Docker PostgreSQL change database encoding to UTF-8

I want to run via docker-compose a postgres container which has COLLATE and CTYPE 'C' and database encoding 'UTF-8'. But this looks to be impossible.

This is the part on the docker-compose.yml:

database:
    image: postgres:latest
    volumes:
        - db:/var/lib/postgresql/data
    environment:
        POSTGRES_PASSWORD: test
        LC_COLLATE: C
        LC_CTYPE: C
        LANG: C.UTF-8

And this is the log output:

The database cluster will be initialized with locales.
The default text search configuration will be set to "english".
  COLLATE:  C
  CTYPE:    C
  MESSAGES: C.UTF-8
  MONETARY: C.UTF-8
  NUMERIC:  C.UTF-8
  TIME:     C.UTF-8
The default database encoding has accordingly been set to "SQL_ASCII".

I must have the database encoding in UTF-8 and the COLLATE and CTYPE in 'C' and not 'C.UTF-8' as otherwise a dependend application cannot connect.

I didn't find anything in any documentation or anywhere else.


Solution 1:

You need to conjoin two pieces of the puzzle here:

https://www.postgresql.org/docs/9.5/app-initdb.html

initdb, teachs you how to pass encoding information to the database creation function.

The postgres official Docker image, states you can pass options, to initdb:

https://hub.docker.com/_/postgres

Ergo, the answer would be something like:

database:
    image: postgres:latest
    volumes:
        - db:/var/lib/postgresql/data
    environment:
        POSTGRES_PASSWORD: test
        POSTGRES_INITDB_ARGS: '--encoding=UTF-8 --lc-collate=C --lc-ctype=C'

Or similar arguments. I ignored the lang option, as this is not an official "pass this flag to postgres" option on the man page (the first link I included).
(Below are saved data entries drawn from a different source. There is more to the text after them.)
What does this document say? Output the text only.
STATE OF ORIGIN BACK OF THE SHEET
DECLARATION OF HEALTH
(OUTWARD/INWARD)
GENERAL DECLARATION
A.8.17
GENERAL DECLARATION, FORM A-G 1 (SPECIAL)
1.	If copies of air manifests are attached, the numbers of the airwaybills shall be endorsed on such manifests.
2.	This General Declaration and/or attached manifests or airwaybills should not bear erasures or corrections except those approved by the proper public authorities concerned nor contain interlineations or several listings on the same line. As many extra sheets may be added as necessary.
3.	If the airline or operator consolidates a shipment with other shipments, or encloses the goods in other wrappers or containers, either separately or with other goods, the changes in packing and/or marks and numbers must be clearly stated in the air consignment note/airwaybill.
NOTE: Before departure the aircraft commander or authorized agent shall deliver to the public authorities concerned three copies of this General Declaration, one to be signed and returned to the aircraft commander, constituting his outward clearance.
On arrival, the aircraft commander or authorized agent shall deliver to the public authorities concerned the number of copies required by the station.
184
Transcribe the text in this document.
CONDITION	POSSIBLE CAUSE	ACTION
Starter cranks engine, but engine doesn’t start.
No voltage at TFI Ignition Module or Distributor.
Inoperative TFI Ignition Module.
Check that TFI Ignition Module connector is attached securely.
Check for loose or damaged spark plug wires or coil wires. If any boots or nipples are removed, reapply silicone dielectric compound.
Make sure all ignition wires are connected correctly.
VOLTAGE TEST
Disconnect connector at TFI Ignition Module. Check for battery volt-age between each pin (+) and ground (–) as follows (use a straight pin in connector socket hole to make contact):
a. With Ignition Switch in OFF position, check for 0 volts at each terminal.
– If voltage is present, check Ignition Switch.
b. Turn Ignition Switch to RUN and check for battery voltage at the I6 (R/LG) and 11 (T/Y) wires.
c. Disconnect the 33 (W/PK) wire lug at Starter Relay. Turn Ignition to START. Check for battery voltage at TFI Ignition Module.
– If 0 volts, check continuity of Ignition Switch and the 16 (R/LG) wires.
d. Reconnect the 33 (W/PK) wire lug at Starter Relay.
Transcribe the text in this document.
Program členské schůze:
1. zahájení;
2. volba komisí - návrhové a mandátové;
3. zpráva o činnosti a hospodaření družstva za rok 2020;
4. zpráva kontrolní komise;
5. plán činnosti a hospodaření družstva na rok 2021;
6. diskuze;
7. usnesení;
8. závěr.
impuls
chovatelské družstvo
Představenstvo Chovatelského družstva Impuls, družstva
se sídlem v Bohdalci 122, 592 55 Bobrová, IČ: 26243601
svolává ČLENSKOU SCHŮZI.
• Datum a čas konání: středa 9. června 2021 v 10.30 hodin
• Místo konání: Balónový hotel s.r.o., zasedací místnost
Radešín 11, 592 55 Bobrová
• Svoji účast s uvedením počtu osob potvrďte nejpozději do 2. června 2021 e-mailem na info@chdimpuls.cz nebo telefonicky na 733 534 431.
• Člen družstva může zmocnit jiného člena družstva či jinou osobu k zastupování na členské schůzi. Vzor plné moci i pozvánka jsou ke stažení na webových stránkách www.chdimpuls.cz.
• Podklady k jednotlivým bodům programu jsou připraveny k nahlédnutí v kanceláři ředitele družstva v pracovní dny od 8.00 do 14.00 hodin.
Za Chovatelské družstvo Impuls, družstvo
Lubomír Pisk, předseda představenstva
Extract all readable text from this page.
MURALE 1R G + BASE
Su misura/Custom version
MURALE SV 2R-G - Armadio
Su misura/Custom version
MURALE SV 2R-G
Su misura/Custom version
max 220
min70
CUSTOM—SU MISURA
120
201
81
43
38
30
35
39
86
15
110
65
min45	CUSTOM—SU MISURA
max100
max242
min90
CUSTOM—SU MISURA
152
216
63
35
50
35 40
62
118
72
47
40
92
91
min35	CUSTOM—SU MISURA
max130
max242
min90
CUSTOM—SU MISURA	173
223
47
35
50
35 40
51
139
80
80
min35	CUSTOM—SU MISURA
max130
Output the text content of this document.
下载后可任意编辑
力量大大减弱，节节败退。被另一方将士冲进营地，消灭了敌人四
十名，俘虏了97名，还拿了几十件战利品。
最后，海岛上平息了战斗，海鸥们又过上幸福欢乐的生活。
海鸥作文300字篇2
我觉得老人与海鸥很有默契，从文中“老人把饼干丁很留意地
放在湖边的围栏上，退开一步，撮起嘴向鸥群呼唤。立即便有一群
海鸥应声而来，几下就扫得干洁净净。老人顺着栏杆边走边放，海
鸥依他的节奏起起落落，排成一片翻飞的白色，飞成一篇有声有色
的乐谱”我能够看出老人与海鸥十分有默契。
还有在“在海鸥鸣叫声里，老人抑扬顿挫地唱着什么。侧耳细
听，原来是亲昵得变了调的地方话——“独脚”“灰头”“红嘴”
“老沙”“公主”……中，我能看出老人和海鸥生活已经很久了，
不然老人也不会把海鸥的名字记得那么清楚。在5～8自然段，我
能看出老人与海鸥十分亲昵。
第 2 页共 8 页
My tests did not run this using docker compose, it was on the command line using the -e option. This is the exact same concept however; "environment" in docker compose is -e on the command line. To wit:

https://docs.docker.com/engine/reference/commandline/run/

--env , -e Set environment variables

Test #1 with only the password env set:

docker run -e POSTGRES_PASSWORD=test postgres:latest

Here's the output of the default run:

postgres@cbf23636dabc:~$ psql
psql (13.4 (Debian 13.4-1.pgdg100+1))
Type "help" for help.

postgres=# \l
                                 List of databases
   Name    |  Owner   | Encoding |  Collate   |   Ctype    |   Access privileges   
-----------+----------+----------+------------+------------+-----------------------
 postgres  | postgres | UTF8     | en_US.utf8 | en_US.utf8 | 
 template0 | postgres | UTF8     | en_US.utf8 | en_US.utf8 | =c/postgres          +
           |          |          |            |            | postgres=CTc/postgres
 template1 | postgres | UTF8     | en_US.utf8 | en_US.utf8 | =c/postgres          +
           |          |          |            |            | postgres=CTc/postgres

Test #2, with environment variables set as above in the suggested docker compose only on CLI:

docker run -e POSTGRES_PASSWORD=test -e POSTGRES_INITDB_ARGS='--encoding=UTF-8 --lc-collate=C --lc-ctype=C' postgres:latest

And then the output:

postgres@b6b80c876f3e:~$ psql 
psql (13.4 (Debian 13.4-1.pgdg100+1))
Type "help" for help.

postgres=# \l
                             List of databases
   Name    |  Owner   | Encoding | Collate | Ctype |   Access privileges   
-----------+----------+----------+---------+-------+-----------------------
 postgres  | postgres | UTF8     | C       | C     | 
 template0 | postgres | UTF8     | C       | C     | =c/postgres          +
           |          |          |         |       | postgres=CTc/postgres
 template1 | postgres | UTF8     | C       | C     | =c/postgres          +
           |          |          |         |       | postgres=CTc/postgres

Note also, the section on the official Postgresql Docker image page, where it describes initialization scripts. This is something you may look into as well.